We should realize that these aren’t Palinesque fantasies; we should remember that Dr. Ezekiel Emanuel, one of the White House architects of the Affordable Care Act, outlined his views on QALY–and also DALY, for Disability Adjusted Life Years–in a 2009 article in The Lancet. And thus it’s easy to see how Sarah Palin’s son Trig, born with Down’s Syndrome, would fare under such a system. Moreover, the rest of us are on notice as well: As Emanuel’s chart on page 428 of the article shows, the very young and the very old will have to prove themselves–that is, prove themselves worthy of our care.
Scaremongering over Ezekiel Emanuel’s paper on the ethics of organ and vaccine scarcity is nothing new. And yes, they ARE Palinesque fantasies. No sensible person could argue that scarce resources such as organs ought not to go to people who will get the most out of them. The patient who’s too old to get a heart transplant because he’s, well, old, is a staple of medical dramas, and every time we have the same reaction. We aren’t happy that the nice old man won’t get a new heart, we think it’s unfortunate, but we don’t think it’s wrong.
Ultimately the issue isn’t that one day some person might use a set of objective criteria to evaluate whether or not you should receive some form of health care. That already happens with some regularity. It’s called triage, and it sucks, but it’s necessary in a situation where you have limited caregivers and many people needing life-saving care. The issue is scarcity. If we allow health care to become increasingly scarce (and thus increasingly expensive), one of two things will happen; a) we will adopt a set of guidelines, driven by metrics like QALY, that allocate care on an impartial, objective basis out of a sense of fairness, or b) only the well-off will be able to routinely afford health care.
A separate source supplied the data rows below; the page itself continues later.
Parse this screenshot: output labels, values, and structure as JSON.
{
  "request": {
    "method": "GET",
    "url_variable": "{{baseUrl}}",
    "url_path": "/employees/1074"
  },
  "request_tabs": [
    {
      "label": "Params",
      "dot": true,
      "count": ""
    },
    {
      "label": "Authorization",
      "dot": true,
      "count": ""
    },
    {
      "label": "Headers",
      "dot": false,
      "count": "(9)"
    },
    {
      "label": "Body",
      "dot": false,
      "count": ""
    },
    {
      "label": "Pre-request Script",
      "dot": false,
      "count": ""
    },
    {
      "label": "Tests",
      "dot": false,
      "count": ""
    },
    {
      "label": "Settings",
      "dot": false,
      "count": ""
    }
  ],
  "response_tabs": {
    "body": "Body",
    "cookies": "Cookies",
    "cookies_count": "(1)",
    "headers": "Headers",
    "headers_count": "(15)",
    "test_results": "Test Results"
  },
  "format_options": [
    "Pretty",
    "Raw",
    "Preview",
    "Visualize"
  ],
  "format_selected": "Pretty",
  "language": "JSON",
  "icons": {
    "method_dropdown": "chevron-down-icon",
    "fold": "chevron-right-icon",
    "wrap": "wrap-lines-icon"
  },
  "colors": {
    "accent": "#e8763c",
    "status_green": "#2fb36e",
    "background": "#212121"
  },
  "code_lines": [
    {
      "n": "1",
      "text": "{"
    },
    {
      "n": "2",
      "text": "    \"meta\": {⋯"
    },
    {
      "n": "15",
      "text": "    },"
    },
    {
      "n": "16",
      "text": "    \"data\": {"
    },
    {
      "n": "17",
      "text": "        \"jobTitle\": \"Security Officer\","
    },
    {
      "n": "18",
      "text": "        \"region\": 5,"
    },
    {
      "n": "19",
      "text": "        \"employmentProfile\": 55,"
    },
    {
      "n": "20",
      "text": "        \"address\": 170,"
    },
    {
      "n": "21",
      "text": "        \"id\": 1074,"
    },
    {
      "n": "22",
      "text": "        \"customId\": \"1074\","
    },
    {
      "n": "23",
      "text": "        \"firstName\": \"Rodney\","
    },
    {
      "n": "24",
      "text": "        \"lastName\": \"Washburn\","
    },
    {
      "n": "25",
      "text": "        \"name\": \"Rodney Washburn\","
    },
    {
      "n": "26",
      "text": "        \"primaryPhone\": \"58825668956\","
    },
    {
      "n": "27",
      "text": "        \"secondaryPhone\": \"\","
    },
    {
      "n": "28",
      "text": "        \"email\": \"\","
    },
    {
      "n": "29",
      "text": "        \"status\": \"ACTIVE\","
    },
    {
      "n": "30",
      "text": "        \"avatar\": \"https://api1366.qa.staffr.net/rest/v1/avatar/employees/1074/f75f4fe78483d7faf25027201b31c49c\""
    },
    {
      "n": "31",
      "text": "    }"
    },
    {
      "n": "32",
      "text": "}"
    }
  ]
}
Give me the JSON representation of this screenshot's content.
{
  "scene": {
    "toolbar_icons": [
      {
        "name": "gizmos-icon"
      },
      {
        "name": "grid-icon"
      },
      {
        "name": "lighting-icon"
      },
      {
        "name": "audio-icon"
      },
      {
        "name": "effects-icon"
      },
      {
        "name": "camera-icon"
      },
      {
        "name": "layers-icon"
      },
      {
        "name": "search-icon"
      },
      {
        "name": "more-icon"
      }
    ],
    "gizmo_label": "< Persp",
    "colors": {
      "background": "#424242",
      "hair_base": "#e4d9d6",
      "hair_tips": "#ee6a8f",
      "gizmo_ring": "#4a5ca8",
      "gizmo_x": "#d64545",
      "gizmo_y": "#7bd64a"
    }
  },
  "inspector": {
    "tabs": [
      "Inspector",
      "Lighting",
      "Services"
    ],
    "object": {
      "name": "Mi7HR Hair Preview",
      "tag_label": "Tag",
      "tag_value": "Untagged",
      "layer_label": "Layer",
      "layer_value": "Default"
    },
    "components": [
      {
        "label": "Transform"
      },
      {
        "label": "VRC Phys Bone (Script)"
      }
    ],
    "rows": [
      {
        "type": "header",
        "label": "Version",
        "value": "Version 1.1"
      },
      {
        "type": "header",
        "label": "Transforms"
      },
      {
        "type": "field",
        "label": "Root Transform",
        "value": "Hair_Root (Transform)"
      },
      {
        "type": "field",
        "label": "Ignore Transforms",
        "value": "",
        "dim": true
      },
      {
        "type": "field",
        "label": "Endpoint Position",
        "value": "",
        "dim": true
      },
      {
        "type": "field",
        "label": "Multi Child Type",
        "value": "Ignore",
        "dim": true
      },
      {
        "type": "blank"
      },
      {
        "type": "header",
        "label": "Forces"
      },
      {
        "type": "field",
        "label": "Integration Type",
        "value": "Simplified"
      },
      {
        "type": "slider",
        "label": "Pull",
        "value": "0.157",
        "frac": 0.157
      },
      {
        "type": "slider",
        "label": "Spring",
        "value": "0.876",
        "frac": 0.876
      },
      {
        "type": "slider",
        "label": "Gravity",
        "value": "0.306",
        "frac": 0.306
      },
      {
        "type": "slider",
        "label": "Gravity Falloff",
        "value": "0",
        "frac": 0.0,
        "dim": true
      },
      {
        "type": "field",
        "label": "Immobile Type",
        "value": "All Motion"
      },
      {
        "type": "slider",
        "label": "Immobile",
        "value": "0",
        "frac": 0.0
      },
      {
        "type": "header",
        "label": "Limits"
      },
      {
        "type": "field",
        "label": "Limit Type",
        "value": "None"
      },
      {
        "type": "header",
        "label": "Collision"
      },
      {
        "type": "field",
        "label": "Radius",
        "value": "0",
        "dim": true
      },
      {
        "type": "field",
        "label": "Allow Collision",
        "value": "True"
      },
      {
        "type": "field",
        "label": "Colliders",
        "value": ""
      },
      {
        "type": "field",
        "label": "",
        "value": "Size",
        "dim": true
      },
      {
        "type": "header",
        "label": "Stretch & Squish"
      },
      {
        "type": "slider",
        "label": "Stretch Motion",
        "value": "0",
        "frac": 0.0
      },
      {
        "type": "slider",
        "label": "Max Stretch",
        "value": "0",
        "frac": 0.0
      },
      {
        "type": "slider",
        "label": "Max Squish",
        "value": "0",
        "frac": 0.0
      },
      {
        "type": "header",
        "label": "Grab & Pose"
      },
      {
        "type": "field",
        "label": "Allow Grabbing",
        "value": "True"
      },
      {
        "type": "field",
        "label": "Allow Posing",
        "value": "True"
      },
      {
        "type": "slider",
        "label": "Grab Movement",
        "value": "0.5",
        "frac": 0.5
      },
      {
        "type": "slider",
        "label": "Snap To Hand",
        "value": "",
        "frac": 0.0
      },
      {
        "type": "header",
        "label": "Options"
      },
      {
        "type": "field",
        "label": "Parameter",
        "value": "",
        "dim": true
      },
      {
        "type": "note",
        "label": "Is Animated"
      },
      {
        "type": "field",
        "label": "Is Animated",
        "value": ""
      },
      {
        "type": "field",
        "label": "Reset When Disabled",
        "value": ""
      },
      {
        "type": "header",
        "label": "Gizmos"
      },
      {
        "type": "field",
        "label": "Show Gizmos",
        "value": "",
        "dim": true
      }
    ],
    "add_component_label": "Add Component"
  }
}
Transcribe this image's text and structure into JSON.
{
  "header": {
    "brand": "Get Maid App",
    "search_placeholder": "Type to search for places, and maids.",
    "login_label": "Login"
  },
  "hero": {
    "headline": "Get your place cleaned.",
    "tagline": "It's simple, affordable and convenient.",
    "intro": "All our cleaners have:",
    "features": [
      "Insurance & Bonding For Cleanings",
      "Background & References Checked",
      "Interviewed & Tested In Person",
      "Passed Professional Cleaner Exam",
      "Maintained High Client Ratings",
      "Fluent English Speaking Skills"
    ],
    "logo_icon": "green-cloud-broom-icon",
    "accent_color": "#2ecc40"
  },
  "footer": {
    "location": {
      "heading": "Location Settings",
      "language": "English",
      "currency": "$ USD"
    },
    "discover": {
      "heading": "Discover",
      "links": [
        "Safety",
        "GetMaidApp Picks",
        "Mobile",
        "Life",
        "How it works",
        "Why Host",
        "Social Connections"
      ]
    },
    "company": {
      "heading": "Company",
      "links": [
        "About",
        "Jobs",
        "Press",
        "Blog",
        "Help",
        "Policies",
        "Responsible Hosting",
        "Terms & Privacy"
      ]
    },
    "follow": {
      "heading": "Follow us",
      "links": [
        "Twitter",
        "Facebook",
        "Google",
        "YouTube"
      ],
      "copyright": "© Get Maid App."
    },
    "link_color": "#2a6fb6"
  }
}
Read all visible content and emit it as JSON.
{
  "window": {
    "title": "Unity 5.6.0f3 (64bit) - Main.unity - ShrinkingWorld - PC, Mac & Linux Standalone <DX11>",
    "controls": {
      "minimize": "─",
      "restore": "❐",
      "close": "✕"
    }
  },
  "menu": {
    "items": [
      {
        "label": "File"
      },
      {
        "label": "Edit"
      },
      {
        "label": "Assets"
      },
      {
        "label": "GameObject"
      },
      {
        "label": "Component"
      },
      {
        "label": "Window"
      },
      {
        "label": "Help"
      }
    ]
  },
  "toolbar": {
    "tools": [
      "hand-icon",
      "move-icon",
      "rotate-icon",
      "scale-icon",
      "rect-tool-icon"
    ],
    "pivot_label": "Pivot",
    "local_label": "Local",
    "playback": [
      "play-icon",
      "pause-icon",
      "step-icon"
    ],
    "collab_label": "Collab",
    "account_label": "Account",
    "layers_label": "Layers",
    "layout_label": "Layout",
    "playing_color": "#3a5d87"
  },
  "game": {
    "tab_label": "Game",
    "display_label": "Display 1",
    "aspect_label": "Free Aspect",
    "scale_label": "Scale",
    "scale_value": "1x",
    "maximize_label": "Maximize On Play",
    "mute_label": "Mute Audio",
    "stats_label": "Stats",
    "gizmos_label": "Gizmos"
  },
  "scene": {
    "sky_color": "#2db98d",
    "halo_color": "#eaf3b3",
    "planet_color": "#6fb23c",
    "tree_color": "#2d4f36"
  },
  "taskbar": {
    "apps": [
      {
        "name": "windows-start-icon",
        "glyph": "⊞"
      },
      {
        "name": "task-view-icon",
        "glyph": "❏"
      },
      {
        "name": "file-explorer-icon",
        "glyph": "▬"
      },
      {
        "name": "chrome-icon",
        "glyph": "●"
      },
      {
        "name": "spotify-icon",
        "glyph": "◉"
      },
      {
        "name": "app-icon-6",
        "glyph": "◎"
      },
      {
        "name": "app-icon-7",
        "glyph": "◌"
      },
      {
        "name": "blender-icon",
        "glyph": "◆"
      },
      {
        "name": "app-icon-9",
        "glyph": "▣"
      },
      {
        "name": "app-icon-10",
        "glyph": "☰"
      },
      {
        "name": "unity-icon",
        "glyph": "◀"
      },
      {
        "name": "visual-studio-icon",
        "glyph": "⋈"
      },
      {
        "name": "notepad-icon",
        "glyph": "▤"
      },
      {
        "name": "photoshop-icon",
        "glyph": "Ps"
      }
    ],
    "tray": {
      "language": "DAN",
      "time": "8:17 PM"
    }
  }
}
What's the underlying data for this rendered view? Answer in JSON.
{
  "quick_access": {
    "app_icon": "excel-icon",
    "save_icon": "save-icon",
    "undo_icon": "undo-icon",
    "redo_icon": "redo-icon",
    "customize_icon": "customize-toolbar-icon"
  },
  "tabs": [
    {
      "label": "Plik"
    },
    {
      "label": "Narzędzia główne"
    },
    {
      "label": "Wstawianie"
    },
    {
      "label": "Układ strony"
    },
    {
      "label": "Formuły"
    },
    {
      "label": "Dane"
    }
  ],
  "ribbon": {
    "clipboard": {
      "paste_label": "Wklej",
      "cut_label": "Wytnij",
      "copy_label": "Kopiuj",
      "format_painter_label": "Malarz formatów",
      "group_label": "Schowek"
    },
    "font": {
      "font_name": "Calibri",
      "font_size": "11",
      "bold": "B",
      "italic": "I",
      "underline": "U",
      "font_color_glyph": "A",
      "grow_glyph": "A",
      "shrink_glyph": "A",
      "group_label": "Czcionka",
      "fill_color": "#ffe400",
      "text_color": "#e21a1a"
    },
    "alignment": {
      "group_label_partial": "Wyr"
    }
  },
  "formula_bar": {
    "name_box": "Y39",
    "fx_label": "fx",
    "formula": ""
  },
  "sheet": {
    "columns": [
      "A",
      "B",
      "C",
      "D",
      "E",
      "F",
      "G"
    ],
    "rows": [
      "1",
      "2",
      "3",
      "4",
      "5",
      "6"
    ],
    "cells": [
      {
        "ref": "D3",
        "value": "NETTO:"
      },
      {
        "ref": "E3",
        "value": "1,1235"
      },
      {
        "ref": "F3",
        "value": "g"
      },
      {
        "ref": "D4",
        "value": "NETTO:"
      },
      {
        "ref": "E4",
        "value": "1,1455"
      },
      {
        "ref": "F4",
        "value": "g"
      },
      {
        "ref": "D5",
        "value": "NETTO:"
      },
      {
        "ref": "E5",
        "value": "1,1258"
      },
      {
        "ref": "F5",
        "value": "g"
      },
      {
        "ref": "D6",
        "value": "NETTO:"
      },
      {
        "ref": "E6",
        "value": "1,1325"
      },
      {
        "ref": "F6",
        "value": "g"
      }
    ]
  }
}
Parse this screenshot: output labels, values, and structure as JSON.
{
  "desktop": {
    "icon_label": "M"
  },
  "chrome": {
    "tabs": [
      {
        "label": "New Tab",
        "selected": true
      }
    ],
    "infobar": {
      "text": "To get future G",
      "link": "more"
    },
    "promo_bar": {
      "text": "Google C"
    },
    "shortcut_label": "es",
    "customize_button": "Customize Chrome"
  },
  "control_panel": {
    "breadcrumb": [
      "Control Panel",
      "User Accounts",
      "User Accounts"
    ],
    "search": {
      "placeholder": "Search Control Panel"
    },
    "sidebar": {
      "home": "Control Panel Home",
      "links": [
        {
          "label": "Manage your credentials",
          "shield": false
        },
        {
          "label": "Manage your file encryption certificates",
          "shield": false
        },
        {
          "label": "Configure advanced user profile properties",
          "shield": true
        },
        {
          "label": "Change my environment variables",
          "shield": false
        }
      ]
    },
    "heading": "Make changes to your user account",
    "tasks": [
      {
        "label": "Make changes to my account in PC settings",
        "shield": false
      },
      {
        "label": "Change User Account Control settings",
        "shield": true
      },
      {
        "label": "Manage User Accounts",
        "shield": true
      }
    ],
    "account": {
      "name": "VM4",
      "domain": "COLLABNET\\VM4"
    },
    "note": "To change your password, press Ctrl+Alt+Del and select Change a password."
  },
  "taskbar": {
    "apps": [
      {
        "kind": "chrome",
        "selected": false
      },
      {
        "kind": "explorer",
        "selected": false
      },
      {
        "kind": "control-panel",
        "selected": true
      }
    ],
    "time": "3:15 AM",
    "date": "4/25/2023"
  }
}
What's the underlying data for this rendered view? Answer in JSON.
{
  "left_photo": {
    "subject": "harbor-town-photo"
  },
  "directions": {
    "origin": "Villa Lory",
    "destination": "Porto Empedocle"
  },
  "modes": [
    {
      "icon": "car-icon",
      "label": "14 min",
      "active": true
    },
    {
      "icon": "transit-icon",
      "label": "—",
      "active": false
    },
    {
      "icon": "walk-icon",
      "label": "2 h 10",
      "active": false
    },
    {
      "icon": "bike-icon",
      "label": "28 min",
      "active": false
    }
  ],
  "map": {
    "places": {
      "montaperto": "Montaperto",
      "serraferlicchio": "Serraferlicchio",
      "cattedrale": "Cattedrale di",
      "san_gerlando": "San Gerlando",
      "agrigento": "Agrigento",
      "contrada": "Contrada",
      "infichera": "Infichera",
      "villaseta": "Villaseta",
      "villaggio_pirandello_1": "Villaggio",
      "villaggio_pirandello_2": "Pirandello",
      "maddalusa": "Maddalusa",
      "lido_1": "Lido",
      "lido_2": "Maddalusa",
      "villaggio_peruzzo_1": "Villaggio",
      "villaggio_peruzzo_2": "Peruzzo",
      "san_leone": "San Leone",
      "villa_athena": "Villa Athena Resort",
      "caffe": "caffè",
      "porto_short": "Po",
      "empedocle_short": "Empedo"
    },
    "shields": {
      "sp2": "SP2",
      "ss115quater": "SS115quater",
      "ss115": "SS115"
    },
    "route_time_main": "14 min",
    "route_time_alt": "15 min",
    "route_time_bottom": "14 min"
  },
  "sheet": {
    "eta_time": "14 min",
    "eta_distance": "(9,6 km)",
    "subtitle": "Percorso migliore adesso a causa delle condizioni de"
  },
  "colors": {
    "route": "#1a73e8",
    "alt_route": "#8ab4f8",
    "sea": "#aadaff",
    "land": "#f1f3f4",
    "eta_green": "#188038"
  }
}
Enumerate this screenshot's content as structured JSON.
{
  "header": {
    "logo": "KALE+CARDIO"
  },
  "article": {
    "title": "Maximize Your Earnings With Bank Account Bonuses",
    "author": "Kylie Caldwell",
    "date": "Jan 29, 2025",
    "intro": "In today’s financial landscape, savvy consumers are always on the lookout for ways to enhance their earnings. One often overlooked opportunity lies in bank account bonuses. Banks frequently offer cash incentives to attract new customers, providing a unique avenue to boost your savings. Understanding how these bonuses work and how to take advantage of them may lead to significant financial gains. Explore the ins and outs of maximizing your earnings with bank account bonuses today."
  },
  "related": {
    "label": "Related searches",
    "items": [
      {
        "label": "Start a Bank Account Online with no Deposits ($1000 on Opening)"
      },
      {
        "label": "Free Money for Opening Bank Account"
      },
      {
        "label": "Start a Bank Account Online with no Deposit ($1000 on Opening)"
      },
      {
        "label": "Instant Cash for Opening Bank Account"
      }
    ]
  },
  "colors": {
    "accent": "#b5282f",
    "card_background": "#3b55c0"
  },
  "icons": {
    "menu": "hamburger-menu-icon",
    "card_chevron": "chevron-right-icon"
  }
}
Neither of those options have much appeal, so let’s do the smart thing instead and acknowledge the reality of the situation. As demand for health care increases, so will its cost. We are going to have to pay more for health care. That fact will not change regardless of whether or not the federal government is involved in providing health insurance to individual citizens. We know what happens when we don’t have social safety net programs like Medicare and Medicaid; emergency rooms get clogged with the uninsured, causing those of us who can afford insurance to foot the bill (in the least efficient manner possible) for those who can’t, and in the worst case scenario people die of treatable ailments simply because they’re poor.
Pinkerton’s right in that the government should be spending heavily on medical research for the betterment of all, but that needn’t come at the cost of the safety net. We can and should do both.